= Dudley Do-Right Emporium =

American gift shop

The Dudley Do-Right Emporium was a small, eccentric gift shop named after the fictional Canadian Mountie Dudley Do-Right, located on the Sunset Strip in West Hollywood, California.

==History==
The emporium was founded and run by Jay Ward, creator of The Rocky and Bullwinkle Show (1959–63). The gift shop was located at 8200 Sunset Boulevard, a few yards from the former Jay Ward Productions (8218 Sunset Blvd.), the tiny studio building where the cartoons were produced, and across the street from the Chateau Marmont. The Dudley Do-Right Emporium opened in 1971 and closed its doors in April 2005.

The shop was filled with toys, stuffed animals, trinkets, hats, t-shirts, wristwatches, original animation cels, cartoon scripts, recordings of TV themes, and assorted souvenirs, all bearing the likenesses of Dudley Do-Right, Rocky & Bullwinkle, Peabody and Sherman, Hoppity Hooper, George of the Jungle, Tom Slick, Super Chicken, Boris & Natasha, Snidely Whiplash and the other famous, wacky creations of Jay Ward Studios.

In front of Jay Ward Productions was a 15 ft statue of Bullwinkle J. Moose holding Rocky the Flying Squirrel. The statue was unveiled to the public at a kick-off party to commemorate "The Bullwinkle Show" joining NBC on September 20, 1961. Following Jay Ward's departure, the statue gradually fell into a state of disrepair and, in July 2013, was taken to DreamWorks Animation to be restored.
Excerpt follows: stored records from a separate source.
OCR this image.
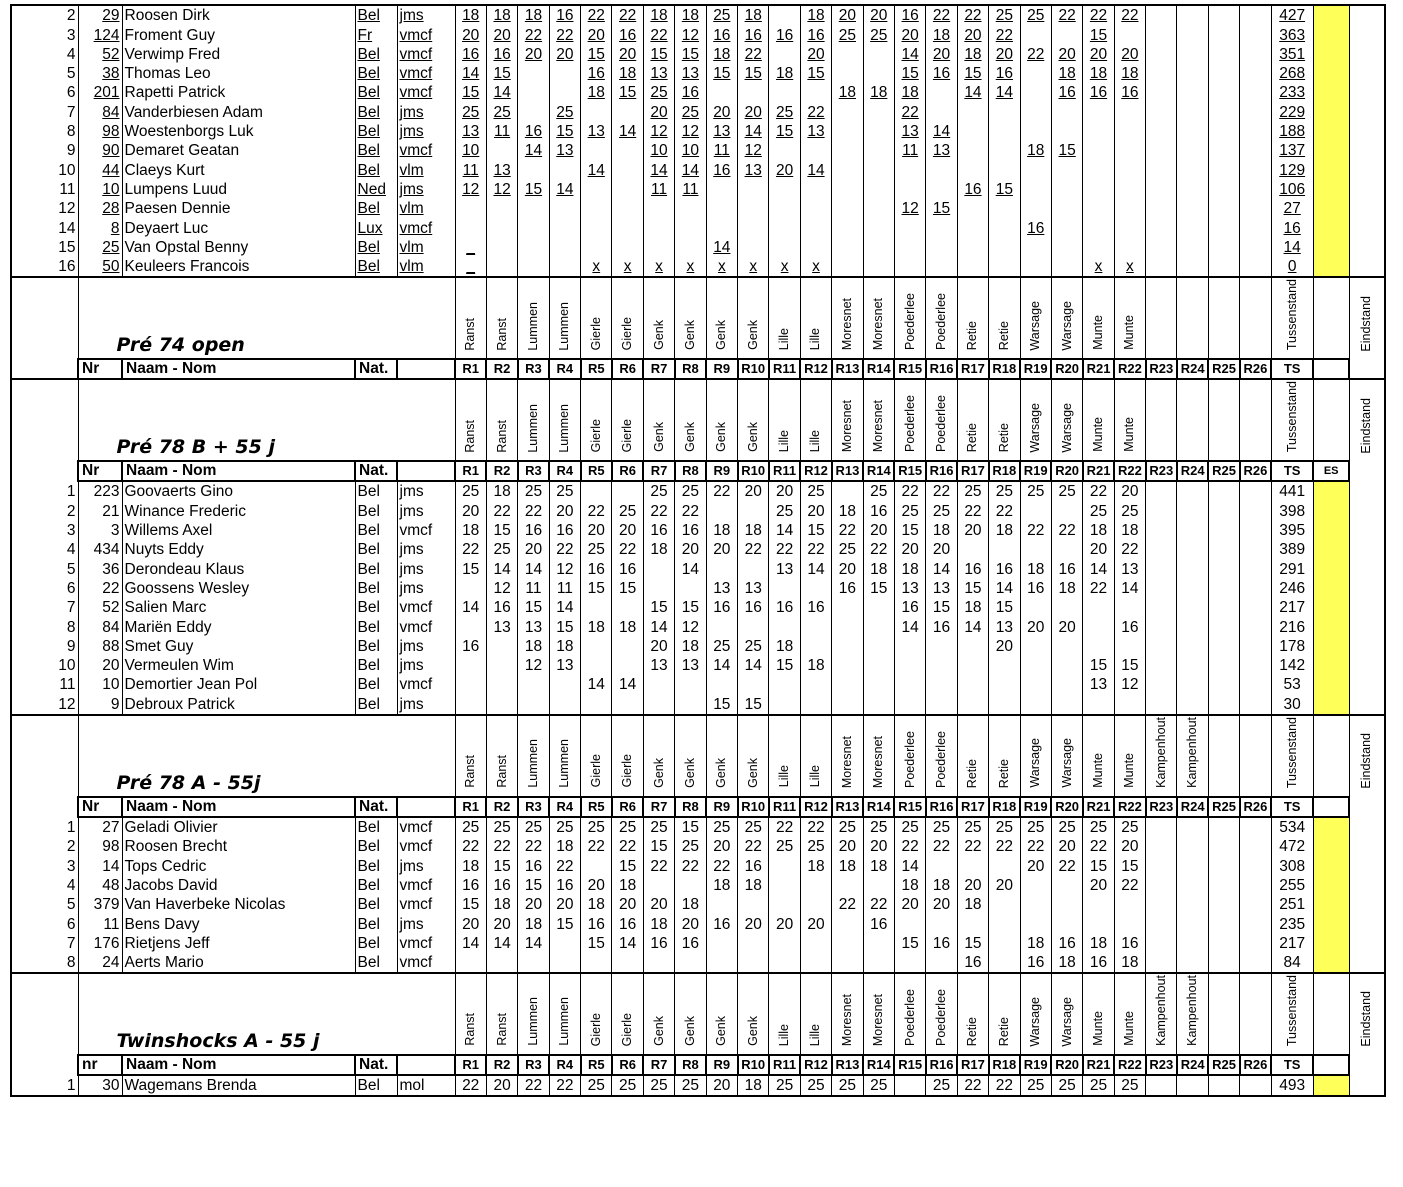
2	29	Roosen Dirk	Bel	jms	18	18	18	16	22	22	18	18	25	18		18	20	20	16	22	22	25	25	22	22	22					427		
3	124	Froment Guy	Fr	vmcf	20	20	22	22	20	16	22	12	16	16	16	16	25	25	20	18	20	22			15						363		
4	52	Verwimp Fred	Bel	vmcf	16	16	20	20	15	20	15	15	18	22		20			14	20	18	20	22	20	20	20					351		
5	38	Thomas Leo	Bel	vmcf	14	15			16	18	13	13	15	15	18	15			15	16	15	16		18	18	18					268		
6	201	Rapetti Patrick	Bel	vmcf	15	14			18	15	25	16					18	18	18		14	14		16	16	16					233		
7	84	Vanderbiesen Adam	Bel	jms	25	25		25			20	25	20	20	25	22			22												229		
8	98	Woestenborgs Luk	Bel	jms	13	11	16	15	13	14	12	12	13	14	15	13			13	14											188		
9	90	Demaret Geatan	Bel	vmcf	10		14	13			10	10	11	12					11	13			18	15							137		
10	44	Claeys Kurt	Bel	vlm	11	13			14		14	14	16	13	20	14															129		
11	10	Lumpens Luud	Ned	jms	12	12	15	14			11	11									16	15									106		
12	28	Paesen Dennie	Bel	vlm															12	15											27		
14	8	Deyaert Luc	Lux	vmcf																			16								16		
15	25	Van Opstal Benny	Bel	vlm	_								14																		14		
16	50	Keuleers Francois	Bel	vlm	_				x	x	x	x	x	x	x	x									x	x					0		
	Pré 74 open				Ranst	Ranst	Lummen	Lummen	Gierle	Gierle	Genk	Genk	Genk	Genk	Lille	Lille	Moresnet	Moresnet	Poederlee	Poederlee	Retie	Retie	Warsage	Warsage	Munte	Munte					Tussenstand		Eindstand
	Nr	Naam - Nom	Nat.		R1	R2	R3	R4	R5	R6	R7	R8	R9	R10	R11	R12	R13	R14	R15	R16	R17	R18	R19	R20	R21	R22	R23	R24	R25	R26	TS		
	Pré 78 B + 55 j				Ranst	Ranst	Lummen	Lummen	Gierle	Gierle	Genk	Genk	Genk	Genk	Lille	Lille	Moresnet	Moresnet	Poederlee	Poederlee	Retie	Retie	Warsage	Warsage	Munte	Munte					Tussenstand		Eindstand
	Nr	Naam - Nom	Nat.		R1	R2	R3	R4	R5	R6	R7	R8	R9	R10	R11	R12	R13	R14	R15	R16	R17	R18	R19	R20	R21	R22	R23	R24	R25	R26	TS	ES	
1	223	Goovaerts Gino	Bel	jms	25	18	25	25			25	25	22	20	20	25		25	22	22	25	25	25	25	22	20					441		
2	21	Winance Frederic	Bel	jms	20	22	22	20	22	25	22	22			25	20	18	16	25	25	22	22			25	25					398		
3	3	Willems Axel	Bel	vmcf	18	15	16	16	20	20	16	16	18	18	14	15	22	20	15	18	20	18	22	22	18	18					395		
4	434	Nuyts Eddy	Bel	jms	22	25	20	22	25	22	18	20	20	22	22	22	25	22	20	20					20	22					389		
5	36	Derondeau Klaus	Bel	jms	15	14	14	12	16	16		14			13	14	20	18	18	14	16	16	18	16	14	13					291		
6	22	Goossens Wesley	Bel	jms		12	11	11	15	15			13	13			16	15	13	13	15	14	16	18	22	14					246		
7	52	Salien Marc	Bel	vmcf	14	16	15	14			15	15	16	16	16	16			16	15	18	15									217		
8	84	Mariën Eddy	Bel	vmcf		13	13	15	18	18	14	12							14	16	14	13	20	20		16					216		
9	88	Smet Guy	Bel	jms	16		18	18			20	18	25	25	18							20									178		
10	20	Vermeulen Wim	Bel	jms			12	13			13	13	14	14	15	18									15	15					142		
11	10	Demortier Jean Pol	Bel	vmcf					14	14															13	12					53		
12	9	Debroux Patrick	Bel	jms									15	15																	30		
	Pré 78 A - 55j				Ranst	Ranst	Lummen	Lummen	Gierle	Gierle	Genk	Genk	Genk	Genk	Lille	Lille	Moresnet	Moresnet	Poederlee	Poederlee	Retie	Retie	Warsage	Warsage	Munte	Munte	Kampenhout	Kampenhout			Tussenstand		Eindstand
	Nr	Naam - Nom	Nat.		R1	R2	R3	R4	R5	R6	R7	R8	R9	R10	R11	R12	R13	R14	R15	R16	R17	R18	R19	R20	R21	R22	R23	R24	R25	R26	TS		
1	27	Geladi Olivier	Bel	vmcf	25	25	25	25	25	25	25	15	25	25	22	22	25	25	25	25	25	25	25	25	25	25					534		
2	98	Roosen Brecht	Bel	vmcf	22	22	22	18	22	22	15	25	20	22	25	25	20	20	22	22	22	22	22	20	22	20					472		
3	14	Tops Cedric	Bel	jms	18	15	16	22		15	22	22	22	16		18	18	18	14				20	22	15	15					308		
4	48	Jacobs David	Bel	vmcf	16	16	15	16	20	18			18	18					18	18	20	20			20	22					255		
5	379	Van Haverbeke Nicolas	Bel	vmcf	15	18	20	20	18	20	20	18					22	22	20	20	18										251		
6	11	Bens Davy	Bel	jms	20	20	18	15	16	16	18	20	16	20	20	20		16													235		
7	176	Rietjens Jeff	Bel	vmcf	14	14	14		15	14	16	16							15	16	15		18	16	18	16					217		
8	24	Aerts Mario	Bel	vmcf																	16		16	18	16	18					84		
	Twinshocks A - 55 j				Ranst	Ranst	Lummen	Lummen	Gierle	Gierle	Genk	Genk	Genk	Genk	Lille	Lille	Moresnet	Moresnet	Poederlee	Poederlee	Retie	Retie	Warsage	Warsage	Munte	Munte	Kampenhout	Kampenhout			Tussenstand		Eindstand
	nr	Naam - Nom	Nat.		R1	R2	R3	R4	R5	R6	R7	R8	R9	R10	R11	R12	R13	R14	R15	R16	R17	R18	R19	R20	R21	R22	R23	R24	R25	R26	TS		
1	30	Wagemans Brenda	Bel	mol	22	20	22	22	25	25	25	25	20	18	25	25	25	25		25	22	22	25	25	25	25					493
When the restoration was completed, it was briefly displayed at the Paley Center in Beverly Hills. In January 2015, it was put on display at the West Hollywood City Hall. In August 2019 the West Hollywood city council decided to permanently place the statue on a traffic island at Sunset and Holloway.

The rotating statue of Bullwinkle holding Rocky was made to mimic the rotating statue of a Las Vegas showgirl on top of a giant billboard for the Sahara Hotel across Sunset Boulevard at the eastern end of the Sunset Strip. A picture of this showgirl statue can also be found as the cover of Gore Vidal's Myra Breckinridge.